Date of Award

7-15-2015

Document Type

Dissertation

Degree Name

Doctor of Philosophy (PhD)

Department

Communications Media

First Advisor

Zachary Stiegler, Ph.D.

Second Advisor

Mark Piwinsky, Ph.D.

Third Advisor

Jay Start, Ph.D.

Abstract

Current literature probes the connections between the impact of multimedia, cognition, and learning. However, aesthetic quality of multimedia content has received little attention from researchers. This purpose of this experimental study was to determine the effects of three different rates of encoding on information acquisition and retention among college undergraduates. Participants in the study were divided into three groups. Prior to the learning activity, participants were asked to complete a short pretest that gathered demographic information. Then, the participants were sorted into one of three groups. Each group viewed the same three videos; the difference was that each group saw the videos presented in different qualities and in a different order of presentation. Following each video excerpt, questions were asked in order to assess post-viewing recall of information contained in the video. The theoretical framework for the study draws from three distinct yet allied assumptions regarding how people respond to acquire, process and retain information in a multimedia context.

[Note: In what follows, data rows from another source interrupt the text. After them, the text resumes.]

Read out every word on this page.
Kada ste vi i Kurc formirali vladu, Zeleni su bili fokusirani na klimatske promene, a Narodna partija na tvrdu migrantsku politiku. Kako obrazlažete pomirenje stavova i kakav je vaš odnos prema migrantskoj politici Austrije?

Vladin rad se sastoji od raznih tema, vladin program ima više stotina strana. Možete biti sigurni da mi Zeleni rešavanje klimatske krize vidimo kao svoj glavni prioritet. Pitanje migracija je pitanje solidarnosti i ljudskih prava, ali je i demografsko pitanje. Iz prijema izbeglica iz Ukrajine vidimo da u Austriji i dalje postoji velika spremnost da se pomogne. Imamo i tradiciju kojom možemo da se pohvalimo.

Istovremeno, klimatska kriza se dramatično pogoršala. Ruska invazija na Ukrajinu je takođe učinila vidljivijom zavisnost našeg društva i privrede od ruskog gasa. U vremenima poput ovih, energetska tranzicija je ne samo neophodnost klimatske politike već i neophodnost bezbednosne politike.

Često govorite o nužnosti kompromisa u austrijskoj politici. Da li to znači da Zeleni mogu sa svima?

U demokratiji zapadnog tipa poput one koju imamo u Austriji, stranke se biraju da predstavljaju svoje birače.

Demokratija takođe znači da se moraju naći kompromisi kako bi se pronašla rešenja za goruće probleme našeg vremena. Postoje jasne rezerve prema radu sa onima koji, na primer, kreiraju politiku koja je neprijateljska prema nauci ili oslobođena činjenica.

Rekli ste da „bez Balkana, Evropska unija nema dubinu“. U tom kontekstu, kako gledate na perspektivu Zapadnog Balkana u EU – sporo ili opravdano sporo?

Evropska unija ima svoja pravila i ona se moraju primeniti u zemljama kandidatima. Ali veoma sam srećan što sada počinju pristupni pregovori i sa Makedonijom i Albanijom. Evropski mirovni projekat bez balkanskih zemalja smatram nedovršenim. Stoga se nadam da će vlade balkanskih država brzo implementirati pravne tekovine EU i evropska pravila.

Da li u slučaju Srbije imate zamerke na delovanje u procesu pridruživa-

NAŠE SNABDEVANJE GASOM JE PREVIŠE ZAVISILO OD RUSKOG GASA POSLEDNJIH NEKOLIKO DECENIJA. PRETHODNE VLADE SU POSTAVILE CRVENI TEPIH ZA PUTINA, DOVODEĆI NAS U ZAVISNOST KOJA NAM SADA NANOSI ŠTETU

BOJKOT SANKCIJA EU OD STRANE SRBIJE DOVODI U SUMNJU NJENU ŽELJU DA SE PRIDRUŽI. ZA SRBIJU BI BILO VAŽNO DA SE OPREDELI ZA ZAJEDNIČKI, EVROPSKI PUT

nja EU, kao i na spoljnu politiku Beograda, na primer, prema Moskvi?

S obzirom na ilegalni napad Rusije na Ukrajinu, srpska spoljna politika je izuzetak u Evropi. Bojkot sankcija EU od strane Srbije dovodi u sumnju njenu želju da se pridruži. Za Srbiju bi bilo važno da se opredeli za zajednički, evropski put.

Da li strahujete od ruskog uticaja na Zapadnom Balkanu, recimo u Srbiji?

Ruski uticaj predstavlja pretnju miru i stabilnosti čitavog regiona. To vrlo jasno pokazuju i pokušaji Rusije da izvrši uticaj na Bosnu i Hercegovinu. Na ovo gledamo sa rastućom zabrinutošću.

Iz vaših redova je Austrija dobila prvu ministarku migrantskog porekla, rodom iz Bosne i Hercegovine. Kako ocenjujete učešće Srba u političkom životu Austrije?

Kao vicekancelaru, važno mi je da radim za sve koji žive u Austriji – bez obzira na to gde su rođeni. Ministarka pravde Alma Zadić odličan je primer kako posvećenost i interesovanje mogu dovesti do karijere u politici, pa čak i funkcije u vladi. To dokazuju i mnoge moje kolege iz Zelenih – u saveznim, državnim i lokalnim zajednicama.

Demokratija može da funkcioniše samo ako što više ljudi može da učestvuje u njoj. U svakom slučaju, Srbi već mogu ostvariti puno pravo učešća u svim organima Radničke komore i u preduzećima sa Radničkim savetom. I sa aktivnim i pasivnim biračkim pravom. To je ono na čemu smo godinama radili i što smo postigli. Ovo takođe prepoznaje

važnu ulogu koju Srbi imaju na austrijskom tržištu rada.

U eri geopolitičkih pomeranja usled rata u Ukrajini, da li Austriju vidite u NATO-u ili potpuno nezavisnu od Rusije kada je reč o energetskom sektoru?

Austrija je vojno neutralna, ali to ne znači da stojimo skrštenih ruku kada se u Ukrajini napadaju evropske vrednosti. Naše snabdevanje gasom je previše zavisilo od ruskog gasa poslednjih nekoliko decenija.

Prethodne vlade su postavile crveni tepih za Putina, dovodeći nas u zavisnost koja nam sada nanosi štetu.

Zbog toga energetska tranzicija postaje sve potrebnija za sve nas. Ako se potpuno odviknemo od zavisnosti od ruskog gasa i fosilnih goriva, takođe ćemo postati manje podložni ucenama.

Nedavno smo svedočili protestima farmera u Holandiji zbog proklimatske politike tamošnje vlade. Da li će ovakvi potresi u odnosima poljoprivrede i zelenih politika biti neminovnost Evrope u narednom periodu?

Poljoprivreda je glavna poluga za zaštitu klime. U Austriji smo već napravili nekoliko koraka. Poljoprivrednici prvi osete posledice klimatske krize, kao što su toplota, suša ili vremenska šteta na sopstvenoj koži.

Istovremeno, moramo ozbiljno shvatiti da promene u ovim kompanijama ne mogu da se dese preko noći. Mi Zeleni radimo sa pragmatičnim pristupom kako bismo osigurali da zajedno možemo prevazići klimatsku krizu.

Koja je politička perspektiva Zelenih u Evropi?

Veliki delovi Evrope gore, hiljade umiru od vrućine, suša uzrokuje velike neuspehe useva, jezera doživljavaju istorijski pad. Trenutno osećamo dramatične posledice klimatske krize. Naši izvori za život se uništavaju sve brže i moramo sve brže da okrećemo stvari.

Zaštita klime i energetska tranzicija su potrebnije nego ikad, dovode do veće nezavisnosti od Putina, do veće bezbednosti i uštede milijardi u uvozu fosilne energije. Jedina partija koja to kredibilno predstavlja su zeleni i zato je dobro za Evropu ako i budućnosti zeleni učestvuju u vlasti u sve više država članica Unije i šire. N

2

Human cognition and processing of incoming sensory information relies on structures that are specifically equipped to handle visual and aural stimuli. Specifically, Information Processing Theory (IPT), Dual-coding theory (DCT), and cognitive theory of multimedia learning (CTM) all contribute to a deeper understanding of how humans process information in the context of a multimedia presentation or environment. Post hoc analyses indicated that post-viewing accuracy scores varied in a statistically significant way depending on video, but differences in accuracy scores were not statistically significant by either video resolution or group. In addition, a two-way analysis of variance yielded a main effect for video content, although the interaction effect between video resolution and specific video was not statistically significant. This study supports the notion that video content, in a streaming context like YouTube, affects information acquisition among college students. It remains to be seen if resolution is a prime determinant in information acquisition through multimedia. Additionally, the results of this study have helped to fill a void in existing research, as previous research in learning cognition and recall in a multimedia environment focused primarily on information processing and cognitive overloading capacities in the learner.